De même que l'on retrouve cet aspect BD durant tout le film, notamment à la volontaire déformation de certains personnages, comme la carrure imposante et la mâchoire carrée du père, l'aspect rachitique de l'adolescente complexée ou les cuisses trop larges de la mère au foyer empâtée.

 

Les musiques ne font que renforcer cette atmosphère attachante, grâce à des mélodies jazzies très convaincantes (une B.O. signée Michael Giacchino digne des premiers James Bond).

 

On n'échappe cependant pas à la très célèbre morale Disney (rien ne vaut la famille, blablabla), alors même qu'on prendra son pied devant des scènes mariant l'humour et l'action avec une grande aisance (la poursuite à 200 à l'heure du petit garçon, la mère coincée entre deux sas dans une base secrète).

 

On applaudira également un scénario par là même très sympathique, tirant parti de nombreux clins d'oeil et autres références actuelles : les superhéros qui doivent uniquement vivre dans leur identité civile fait écho à X-Men, la scène d'introduction avec le train fait inévitablement penser à Spider-Man 2, et on saluera l'auto-dérision quant aux superhéros classiques (la morale sur le port de la cape) et aux clichés des films d'action (le monologue qu'engage le méchant alors que le gentil en profite pour se libérer de ses liens).
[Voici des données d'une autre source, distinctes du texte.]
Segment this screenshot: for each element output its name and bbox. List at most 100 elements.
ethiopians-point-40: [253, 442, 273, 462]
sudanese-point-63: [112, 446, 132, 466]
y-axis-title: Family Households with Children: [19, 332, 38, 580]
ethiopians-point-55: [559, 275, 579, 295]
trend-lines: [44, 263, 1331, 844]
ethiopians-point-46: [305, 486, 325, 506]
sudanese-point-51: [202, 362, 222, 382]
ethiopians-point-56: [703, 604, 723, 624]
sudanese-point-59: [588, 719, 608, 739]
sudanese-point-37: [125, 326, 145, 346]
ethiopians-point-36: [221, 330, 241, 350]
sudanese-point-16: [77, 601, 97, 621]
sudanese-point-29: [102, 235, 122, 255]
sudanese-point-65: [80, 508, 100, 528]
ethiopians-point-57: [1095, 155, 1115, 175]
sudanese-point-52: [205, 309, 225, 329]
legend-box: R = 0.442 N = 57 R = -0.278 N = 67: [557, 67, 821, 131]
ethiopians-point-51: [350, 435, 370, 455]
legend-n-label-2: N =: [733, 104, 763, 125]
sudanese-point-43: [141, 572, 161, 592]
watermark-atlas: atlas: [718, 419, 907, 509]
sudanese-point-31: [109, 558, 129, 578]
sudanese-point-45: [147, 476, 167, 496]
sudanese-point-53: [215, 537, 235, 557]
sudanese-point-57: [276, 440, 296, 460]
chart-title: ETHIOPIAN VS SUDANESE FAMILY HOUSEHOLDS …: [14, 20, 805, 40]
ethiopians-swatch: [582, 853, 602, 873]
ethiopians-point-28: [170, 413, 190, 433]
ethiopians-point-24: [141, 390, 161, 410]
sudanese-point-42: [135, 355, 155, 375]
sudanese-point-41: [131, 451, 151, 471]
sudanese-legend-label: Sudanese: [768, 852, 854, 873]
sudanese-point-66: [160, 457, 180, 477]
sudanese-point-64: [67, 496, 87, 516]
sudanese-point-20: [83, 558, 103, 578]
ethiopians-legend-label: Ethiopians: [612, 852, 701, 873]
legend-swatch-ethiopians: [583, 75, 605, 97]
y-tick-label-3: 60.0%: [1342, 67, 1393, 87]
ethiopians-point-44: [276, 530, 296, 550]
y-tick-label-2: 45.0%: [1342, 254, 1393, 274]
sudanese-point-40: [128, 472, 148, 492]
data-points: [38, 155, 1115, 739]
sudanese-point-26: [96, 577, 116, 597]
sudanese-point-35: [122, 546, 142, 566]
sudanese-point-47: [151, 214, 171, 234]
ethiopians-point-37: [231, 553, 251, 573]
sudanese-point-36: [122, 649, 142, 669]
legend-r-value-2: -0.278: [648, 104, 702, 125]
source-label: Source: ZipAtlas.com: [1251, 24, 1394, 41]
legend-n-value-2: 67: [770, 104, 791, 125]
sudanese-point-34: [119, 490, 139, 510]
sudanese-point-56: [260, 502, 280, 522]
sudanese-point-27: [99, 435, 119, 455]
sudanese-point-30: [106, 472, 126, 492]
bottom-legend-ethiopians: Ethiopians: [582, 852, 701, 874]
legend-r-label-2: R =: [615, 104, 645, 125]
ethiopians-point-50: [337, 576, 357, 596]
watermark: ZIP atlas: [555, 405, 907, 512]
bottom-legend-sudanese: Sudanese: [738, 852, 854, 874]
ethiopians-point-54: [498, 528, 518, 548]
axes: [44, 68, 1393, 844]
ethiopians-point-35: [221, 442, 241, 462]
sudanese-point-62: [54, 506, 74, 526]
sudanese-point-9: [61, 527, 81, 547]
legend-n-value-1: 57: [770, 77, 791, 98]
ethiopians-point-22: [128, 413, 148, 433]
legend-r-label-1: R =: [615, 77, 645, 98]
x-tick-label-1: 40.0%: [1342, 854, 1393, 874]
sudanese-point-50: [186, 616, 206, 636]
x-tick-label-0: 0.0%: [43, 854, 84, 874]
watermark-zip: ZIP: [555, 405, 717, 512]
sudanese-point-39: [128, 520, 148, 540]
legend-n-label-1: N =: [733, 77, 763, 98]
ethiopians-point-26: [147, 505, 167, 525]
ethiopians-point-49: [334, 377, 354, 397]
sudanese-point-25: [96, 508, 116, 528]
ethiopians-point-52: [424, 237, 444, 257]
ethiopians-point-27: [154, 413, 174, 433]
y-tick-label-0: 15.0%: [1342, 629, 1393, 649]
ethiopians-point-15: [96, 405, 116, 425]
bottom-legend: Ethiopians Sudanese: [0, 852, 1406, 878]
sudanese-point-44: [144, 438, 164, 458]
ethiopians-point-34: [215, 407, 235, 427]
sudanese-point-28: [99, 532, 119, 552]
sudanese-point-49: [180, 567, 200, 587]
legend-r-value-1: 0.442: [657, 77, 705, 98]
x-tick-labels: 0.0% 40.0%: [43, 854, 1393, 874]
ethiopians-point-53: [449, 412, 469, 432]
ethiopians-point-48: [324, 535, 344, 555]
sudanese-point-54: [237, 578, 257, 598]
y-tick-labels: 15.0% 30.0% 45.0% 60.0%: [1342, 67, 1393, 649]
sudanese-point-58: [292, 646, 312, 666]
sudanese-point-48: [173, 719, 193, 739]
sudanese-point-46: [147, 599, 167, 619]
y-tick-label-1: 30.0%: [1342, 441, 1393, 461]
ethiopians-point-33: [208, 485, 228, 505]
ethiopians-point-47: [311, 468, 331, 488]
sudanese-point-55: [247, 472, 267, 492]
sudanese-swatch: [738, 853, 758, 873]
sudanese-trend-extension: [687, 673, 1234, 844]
Le gros point faible résidera sûrement, en plus d'une morale guimauve, dans un méchant trop caricatural et sans saveur, et qu'on devine assez inoffensif, au final.

 

Les Indestructibles ou un divertissement Disney plus qu'excellent, sans toutefois atteindre le niveau de chef-d'oeuvre. Sûrement le meilleur Pixar à ce jour pour l'auteur de ces lignes.